« Parler d’une seule voix » pour « exiger la justice climatique »: à l’initiative du Maroc, un sommet africain s’est réuni mercredi à Marrakech, en marge de la COP22, pour harmoniser la position de l’Afrique face au réchauffement qui la frappe en premier lieu.
Il importe que le continent africain « s’exprime d’une seule voix, qu’il exige justice climatique et mobilisation des moyens nécessaires, qu’il émette des propositions concertées », avec des « objectifs communs et des « projets régionaux et transnationaux structurants », a souligné en ouverture du sommet SM le Roi Mohammed VI.
Alors que la 22e conférence sur le climat bat son plein, ce sommet voulu par Rabat a accueilli une quarantaine de dirigeants du continent, dont une vingtaine de chefs d’État, ainsi que le président français François Hollande et le secrétaire général de l’ONU Ban Ki-moon.

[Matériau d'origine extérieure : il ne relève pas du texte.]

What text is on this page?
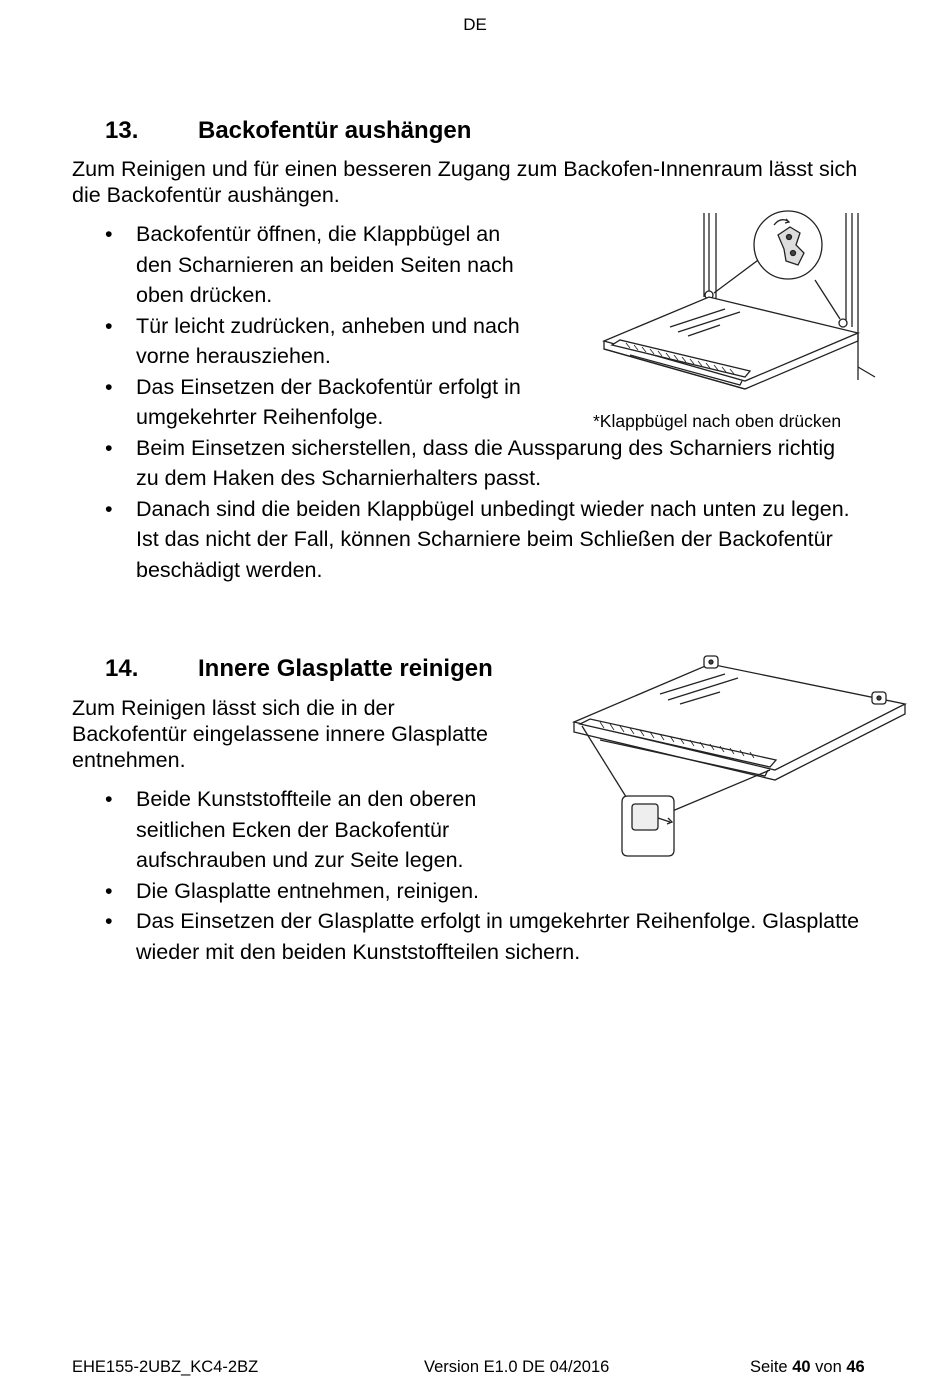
DE
13. Backofentür aushängen
Zum Reinigen und für einen besseren Zugang zum Backofen-Innenraum lässt sich
die Backofentür aushängen.
• Backofentür öffnen, die Klappbügel an
den Scharnieren an beiden Seiten nach
oben drücken.
• Tür leicht zudrücken, anheben und nach
vorne herausziehen.
• Das Einsetzen der Backofentür erfolgt in
umgekehrter Reihenfolge.
• Beim Einsetzen sicherstellen, dass die Aussparung des Scharniers richtig
zu dem Haken des Scharnierhalters passt.
• Danach sind die beiden Klappbügel unbedingt wieder nach unten zu legen.
Ist das nicht der Fall, können Scharniere beim Schließen der Backofentür
beschädigt werden.
*Klappbügel nach oben drücken
14. Innere Glasplatte reinigen
Zum Reinigen lässt sich die in der
Backofentür eingelassene innere Glasplatte
entnehmen.
• Beide Kunststoffteile an den oberen
seitlichen Ecken der Backofentür
aufschrauben und zur Seite legen.
• Die Glasplatte entnehmen, reinigen.
• Das Einsetzen der Glasplatte erfolgt in umgekehrter Reihenfolge. Glasplatte
wieder mit den beiden Kunststoffteilen sichern.
EHE155-2UBZ_KC4-2BZ	Version E1.0 DE 04/2016	Seite 40 von 46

Plusieurs présidents ont pris la parole, dont le Sénégalais Macky Sall, qui a rappelé « l’attente » des pays sub-sahariens après les promesses des pays avancés de financer la lutte contre le réchauffement à hauteur de cent milliards de dollars d’ici à 2020.
Le Congolais Denis Sassou Nguesso a proposé la mise en place d’un « Fonds bleu pour le bassin du Congo », le Nigérien Mahamadou Issoufou a présenté le projet de sauvegarde et de réhabilitation du Bassin du Tchad. Le Rwandais Paul Kagame s’est quant à lui félicité du niveau élevé de la représentation du continent à la COP22.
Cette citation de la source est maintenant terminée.